Concern that fewer overseas jobs will exacerbate the 7 percent unemployment rate, second-highest in the Asia-Pacific region after Indonesia, prompted President Gloria Arroyo in October to announce a “massive” retraining program. She also created a 100-billion-peso ($2 billion) “human capital” fund.
“The Filipino is the most desired worker in the world and we want to keep it that way,” said Augusto Boboy Syjuco, director general of the Technical Education and Skills Development Authority or Tesda, which trains Filipinos to make them more employable. “We have to prepare during a slowdown.”
A record 1.08 million Filipino workers went overseas last year, according to the Philippine Overseas Employment Administration. Still, three-quarters of the 305,554 who found work were nannies and maids -- the largest category -- as well as tailors, electricians and factory workers. Those low-skill jobs compete with cheaper labor from countries such as India.
Foreign Exchange
At risk is the nation's largest source of foreign exchange after exports. Money sent home from abroad accounts for 11.6 percent of the Philippine economy, compared with 2.4 percent for India and 2.8 percent for Mexico, according to the World Bank.
Still, the $201 that remittances provide for each Filipino far exceeds the $20 per Chinese and $26 per Indian this year, and Philippine per-capita remittance growth has exceeded that of those two countries and Mexico in the past five years.
Philippine economic growth may fall to an eight-year low of 3.5 percent in 2009, the International Monetary Fund said last month. Slowing spending has already hurt profit at the nation's banks, retailers and telephone companies.
“A decline in remittances represents a loss of income for the Philippines economy,” said UBS AG economist Edward Teather in a Nov. 7 note. Money sent home by Filipinos working overseas may drop 5 percent next year, he predicted.
More in Canada
That can make a difference for Philippine families, whose average income in 2006 was 14,394 pesos ($292) per month. In contrast, a Filipino who works as a nurse in Canada can earn a minimum of $1,974 a month, according to the Philippine Overseas Employment Administration.

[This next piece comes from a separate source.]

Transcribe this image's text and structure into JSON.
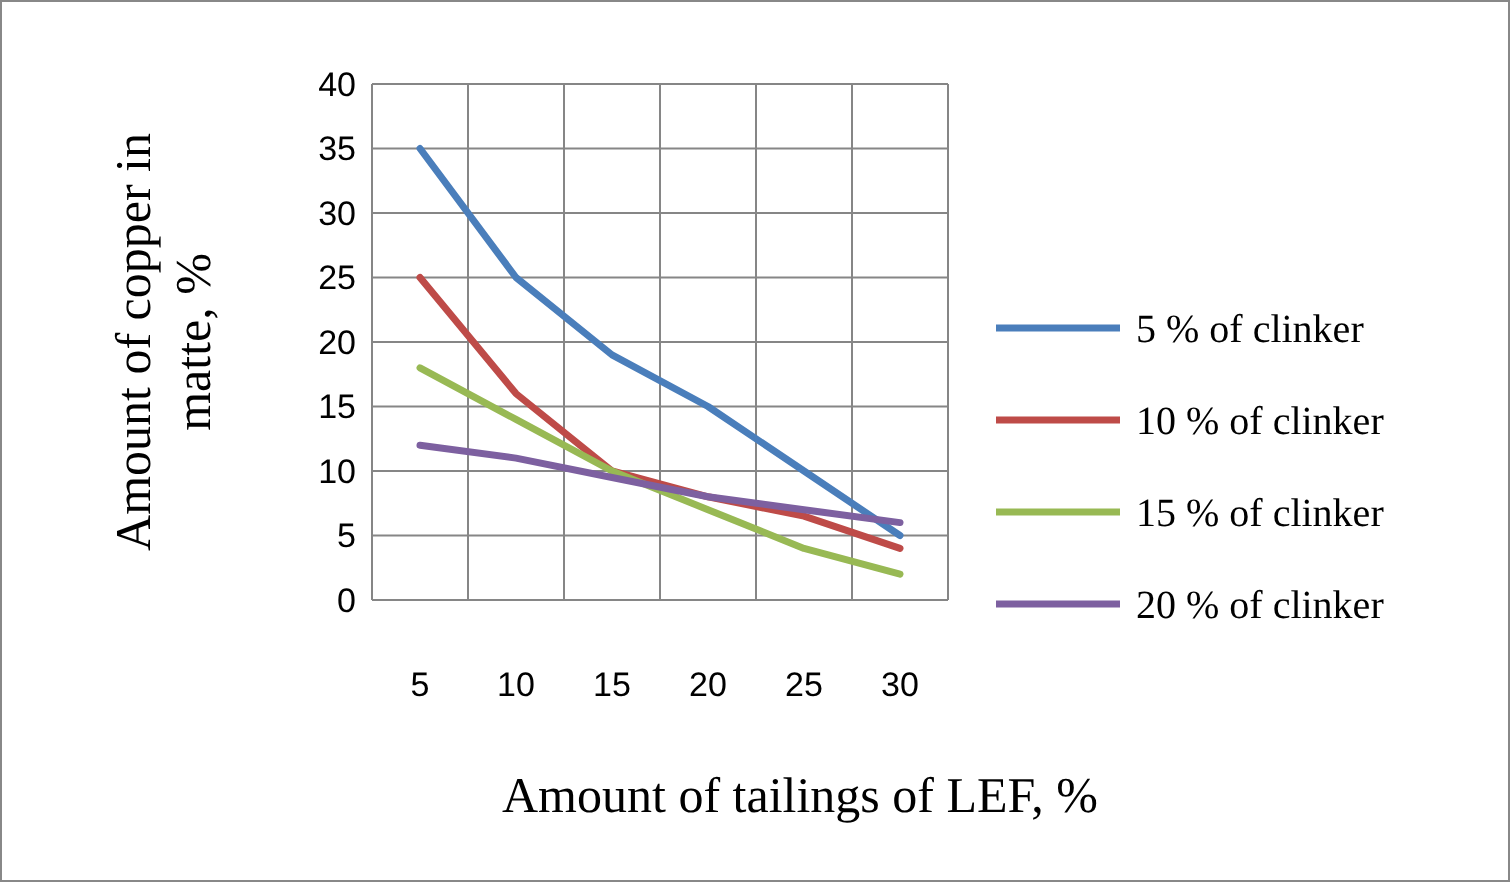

The strategy of encouraging citizens to seek jobs overseas dates to the 1970s, when Philippine workers went to Middle Eastern countries during the oil boom. In 1994, then-President Fidel Ramos created Tesda to upgrade the workforce. His administration also coined the term “modern heroes” to refer to those who support families at home.
Tesda, which offers 185 courses including software development, bartending and underwater welding in its 125 schools and 4,567 partner institutions, received half of the government's annual $100 million budget for labor last year and produced a record 1.7 million graduates.
Expensive Pay
While the investment has paid off, the government's salary regulations have also made Filipinos more expensive compared with workers from India and elsewhere.
Most Filipinos seeking low-skilled jobs overseas rely on placement agencies that are required to comply with Philippine government rules on minimum salaries. That means at least $250 a month for Filipinos working as construction laborers in Saudi Arabia, compared with as little as $110 a month accepted by other nationalities, said Fernandez.
“We have been sitting on our laurels for too long,” said Fernandez, whose group includes more than 750 recruitment agencies. “The Philippines must improve its competitiveness by upgrading our skills and deregulating the salary offers and benefits to overseas workers.”
Cecille Derilo, who worked illegally as a paper cutter in Tokyo earning 150,000 yen ($1,600) a month three years ago, is taking that advice and going back to school. Derilo, 29, is learning how to weld carbon steel pipes at a Tesda training center in Manila, helped by a government scholarship.
“It is hard to get a job overseas unless you have a skill that companies are looking for,” she said. “Everybody wants to go overseas so I have to study to be more competitive.”